Asked why the churches generally seem so preoccupied with sexuality issues, he says it is down to "patriarchy. It is about the empowerment of women, whether through controlling their fertility or ordination. It has been in place a very long time. There has been a change in the culture over the past 50 years. Before then straight, white, educated men made most of the decisions for the rest of the world. Now people of colour, women, gay and lesbian people have set off an enormous change in the way the world operates." And, as far as he is concerned, "misogyny and homophobia are linked" in the churches, too.
THE BIBLE WAS written in patriarchal times, he says, But he doesn't believe "God stopped revealing himself in the first century. He continues to do so through the Holy Spirit." He also refers to the much greater role women had in the early church, when many were deacons.

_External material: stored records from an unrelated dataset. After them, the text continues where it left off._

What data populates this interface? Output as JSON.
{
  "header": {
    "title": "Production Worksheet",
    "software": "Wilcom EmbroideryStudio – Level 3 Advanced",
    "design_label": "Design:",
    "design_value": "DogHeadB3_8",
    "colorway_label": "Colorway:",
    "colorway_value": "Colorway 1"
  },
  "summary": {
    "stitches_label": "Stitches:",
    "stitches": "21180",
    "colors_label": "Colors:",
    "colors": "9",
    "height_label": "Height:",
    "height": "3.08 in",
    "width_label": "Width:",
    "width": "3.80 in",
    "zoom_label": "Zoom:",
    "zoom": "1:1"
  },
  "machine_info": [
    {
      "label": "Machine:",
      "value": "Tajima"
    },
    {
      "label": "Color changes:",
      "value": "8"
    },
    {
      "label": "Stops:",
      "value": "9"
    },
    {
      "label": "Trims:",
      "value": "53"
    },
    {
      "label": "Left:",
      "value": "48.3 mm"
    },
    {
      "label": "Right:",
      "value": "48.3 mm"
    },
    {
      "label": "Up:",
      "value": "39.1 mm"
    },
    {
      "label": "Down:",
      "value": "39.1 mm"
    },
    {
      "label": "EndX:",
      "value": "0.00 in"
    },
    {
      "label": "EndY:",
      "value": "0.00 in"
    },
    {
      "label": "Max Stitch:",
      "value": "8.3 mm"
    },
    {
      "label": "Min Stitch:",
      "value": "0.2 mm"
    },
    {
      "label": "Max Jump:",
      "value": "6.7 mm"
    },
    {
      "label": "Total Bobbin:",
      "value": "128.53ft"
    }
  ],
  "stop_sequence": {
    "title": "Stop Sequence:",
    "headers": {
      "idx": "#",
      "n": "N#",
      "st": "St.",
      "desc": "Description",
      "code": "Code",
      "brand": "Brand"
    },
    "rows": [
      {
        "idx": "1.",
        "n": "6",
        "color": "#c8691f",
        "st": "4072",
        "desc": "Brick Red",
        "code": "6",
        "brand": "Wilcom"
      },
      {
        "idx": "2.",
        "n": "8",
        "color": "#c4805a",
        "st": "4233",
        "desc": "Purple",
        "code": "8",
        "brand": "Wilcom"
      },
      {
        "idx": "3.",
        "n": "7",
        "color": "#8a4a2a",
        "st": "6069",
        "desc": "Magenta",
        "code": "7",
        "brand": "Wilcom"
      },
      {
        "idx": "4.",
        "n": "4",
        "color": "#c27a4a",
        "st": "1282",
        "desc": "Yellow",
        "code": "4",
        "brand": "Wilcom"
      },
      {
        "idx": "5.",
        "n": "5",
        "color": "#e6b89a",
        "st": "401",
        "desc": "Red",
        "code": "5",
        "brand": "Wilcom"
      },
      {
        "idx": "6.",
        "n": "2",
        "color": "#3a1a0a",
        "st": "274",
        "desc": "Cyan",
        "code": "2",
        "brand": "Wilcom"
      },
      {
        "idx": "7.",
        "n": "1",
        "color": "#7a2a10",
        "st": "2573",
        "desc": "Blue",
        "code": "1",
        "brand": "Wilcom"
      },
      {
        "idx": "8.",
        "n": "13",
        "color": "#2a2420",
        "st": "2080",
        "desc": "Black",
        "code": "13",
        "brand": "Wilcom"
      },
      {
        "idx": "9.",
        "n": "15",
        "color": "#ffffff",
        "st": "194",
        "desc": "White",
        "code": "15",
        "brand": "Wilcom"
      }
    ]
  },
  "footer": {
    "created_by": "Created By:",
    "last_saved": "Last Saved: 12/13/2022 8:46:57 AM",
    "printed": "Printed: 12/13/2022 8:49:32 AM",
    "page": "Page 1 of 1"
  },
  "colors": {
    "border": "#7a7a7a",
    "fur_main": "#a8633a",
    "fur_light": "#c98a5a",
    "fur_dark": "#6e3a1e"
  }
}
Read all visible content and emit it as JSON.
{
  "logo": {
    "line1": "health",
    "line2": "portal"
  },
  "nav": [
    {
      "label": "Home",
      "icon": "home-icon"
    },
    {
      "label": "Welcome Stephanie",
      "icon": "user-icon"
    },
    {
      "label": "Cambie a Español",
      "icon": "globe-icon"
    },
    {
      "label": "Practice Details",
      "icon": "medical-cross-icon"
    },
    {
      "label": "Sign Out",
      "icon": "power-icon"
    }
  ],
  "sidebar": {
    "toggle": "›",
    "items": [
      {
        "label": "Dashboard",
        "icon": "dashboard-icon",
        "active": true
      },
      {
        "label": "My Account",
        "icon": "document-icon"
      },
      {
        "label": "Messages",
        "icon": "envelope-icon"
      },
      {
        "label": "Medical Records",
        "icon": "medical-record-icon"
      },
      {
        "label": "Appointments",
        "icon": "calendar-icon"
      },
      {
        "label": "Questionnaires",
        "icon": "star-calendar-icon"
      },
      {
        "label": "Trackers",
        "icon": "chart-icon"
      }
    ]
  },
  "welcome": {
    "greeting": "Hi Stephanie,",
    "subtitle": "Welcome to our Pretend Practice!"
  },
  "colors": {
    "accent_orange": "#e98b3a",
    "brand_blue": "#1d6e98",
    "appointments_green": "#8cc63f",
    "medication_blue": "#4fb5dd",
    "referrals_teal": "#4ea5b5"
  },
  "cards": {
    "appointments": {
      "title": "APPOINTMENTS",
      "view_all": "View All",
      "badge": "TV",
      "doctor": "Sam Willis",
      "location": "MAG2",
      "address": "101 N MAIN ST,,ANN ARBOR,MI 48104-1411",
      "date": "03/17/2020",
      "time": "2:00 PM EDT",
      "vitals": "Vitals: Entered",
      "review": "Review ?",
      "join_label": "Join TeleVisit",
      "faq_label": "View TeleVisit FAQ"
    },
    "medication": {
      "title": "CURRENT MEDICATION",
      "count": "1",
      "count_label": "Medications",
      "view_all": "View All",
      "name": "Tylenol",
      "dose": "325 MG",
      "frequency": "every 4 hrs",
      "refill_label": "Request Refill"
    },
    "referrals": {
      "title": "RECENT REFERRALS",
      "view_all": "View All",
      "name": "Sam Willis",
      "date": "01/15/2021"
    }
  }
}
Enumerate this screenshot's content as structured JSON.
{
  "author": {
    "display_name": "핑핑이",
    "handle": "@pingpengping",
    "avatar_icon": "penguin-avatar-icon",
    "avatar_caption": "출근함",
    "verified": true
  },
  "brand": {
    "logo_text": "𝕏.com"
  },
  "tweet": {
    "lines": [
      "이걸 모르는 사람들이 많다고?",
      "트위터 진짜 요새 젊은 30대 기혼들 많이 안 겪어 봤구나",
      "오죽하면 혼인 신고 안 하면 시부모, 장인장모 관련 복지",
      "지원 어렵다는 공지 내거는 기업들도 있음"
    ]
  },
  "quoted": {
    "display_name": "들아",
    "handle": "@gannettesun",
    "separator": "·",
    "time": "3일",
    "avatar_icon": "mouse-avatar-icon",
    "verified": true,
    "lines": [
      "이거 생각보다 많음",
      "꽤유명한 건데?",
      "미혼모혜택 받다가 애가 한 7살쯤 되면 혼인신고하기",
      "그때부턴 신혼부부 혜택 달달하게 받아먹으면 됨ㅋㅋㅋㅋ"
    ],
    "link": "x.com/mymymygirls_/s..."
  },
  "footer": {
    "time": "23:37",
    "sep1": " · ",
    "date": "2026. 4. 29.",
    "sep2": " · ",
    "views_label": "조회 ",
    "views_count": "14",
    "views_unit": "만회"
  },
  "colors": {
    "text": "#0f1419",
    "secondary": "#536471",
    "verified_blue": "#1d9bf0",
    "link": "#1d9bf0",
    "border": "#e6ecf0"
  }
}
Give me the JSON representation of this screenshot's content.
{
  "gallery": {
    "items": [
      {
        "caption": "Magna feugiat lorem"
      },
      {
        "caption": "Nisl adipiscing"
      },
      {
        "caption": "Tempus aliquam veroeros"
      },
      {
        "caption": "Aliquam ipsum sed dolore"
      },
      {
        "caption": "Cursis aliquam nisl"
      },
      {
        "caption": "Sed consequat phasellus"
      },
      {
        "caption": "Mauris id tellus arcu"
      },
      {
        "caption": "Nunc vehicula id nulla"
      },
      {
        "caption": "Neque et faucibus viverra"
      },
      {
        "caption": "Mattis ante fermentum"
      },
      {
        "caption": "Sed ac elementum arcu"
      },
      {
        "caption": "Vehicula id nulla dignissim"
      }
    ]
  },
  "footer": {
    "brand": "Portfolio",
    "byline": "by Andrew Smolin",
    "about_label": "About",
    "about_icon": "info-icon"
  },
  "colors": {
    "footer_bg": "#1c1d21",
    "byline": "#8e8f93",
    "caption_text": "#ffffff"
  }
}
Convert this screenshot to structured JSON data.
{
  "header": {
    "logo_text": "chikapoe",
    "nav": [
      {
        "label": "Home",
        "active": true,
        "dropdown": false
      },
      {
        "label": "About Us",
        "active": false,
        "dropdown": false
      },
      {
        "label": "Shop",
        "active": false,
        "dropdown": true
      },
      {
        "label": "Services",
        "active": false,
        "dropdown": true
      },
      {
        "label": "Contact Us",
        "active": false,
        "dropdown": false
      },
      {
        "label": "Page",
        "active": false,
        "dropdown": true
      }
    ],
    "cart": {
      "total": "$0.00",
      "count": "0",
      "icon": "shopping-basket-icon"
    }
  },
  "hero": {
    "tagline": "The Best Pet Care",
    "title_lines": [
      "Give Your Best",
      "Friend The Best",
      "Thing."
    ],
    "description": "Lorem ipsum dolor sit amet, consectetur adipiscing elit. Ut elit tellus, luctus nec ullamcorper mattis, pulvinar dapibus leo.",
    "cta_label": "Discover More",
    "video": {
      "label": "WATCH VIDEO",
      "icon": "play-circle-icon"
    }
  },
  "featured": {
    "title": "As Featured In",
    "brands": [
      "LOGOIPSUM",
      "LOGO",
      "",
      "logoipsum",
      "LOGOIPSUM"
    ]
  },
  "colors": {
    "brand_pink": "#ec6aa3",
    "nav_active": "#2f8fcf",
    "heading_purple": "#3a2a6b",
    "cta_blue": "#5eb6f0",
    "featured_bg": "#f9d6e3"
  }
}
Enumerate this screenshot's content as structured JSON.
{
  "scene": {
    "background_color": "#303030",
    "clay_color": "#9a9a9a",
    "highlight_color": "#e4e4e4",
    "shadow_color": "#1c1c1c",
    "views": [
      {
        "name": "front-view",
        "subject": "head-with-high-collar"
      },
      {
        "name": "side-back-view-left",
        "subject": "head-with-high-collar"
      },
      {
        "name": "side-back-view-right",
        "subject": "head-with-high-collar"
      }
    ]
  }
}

"And of course women were hugely involved in the ministry of Jesus," he says.
He recalls giving a retreat to 75 gay Catholic priests, at a secret location, where he was asked what they must do to change the church's attitude to homosexuality. "I told them to take care of the women's issue first. The rest will follow."
He is high in his praise of the Archbishop of Canterbury, Dr Rowan Williams, where organisation of the current Lambeth Conference is concerned. "He has got it exactly right. It is about conversation and the building of relationships. It is not about proclamations," he says.
More generally, he challenges those attending the conference.
"No one is saying I am the only gay bishop here. No one is saying I am the only partnered gay bishop here. Maybe the question is really one of honesty," he says. He recalls a BBC interview with a Nigerian bishop who had said that while homosexuality among clergy there was officially forbidden, the reality was that a gentleman's agreement operated not to talk about it. It was another "don't ask don't tell" situation, he says.
Bishop Robinson wonders "how such clergy can go into a pulpit on a Sunday and ask people to live a life of integrity". In his view, "God selects the members of his church. Our role is to love each other the way God loves us. It is not for us to decide who should be in or who should be out."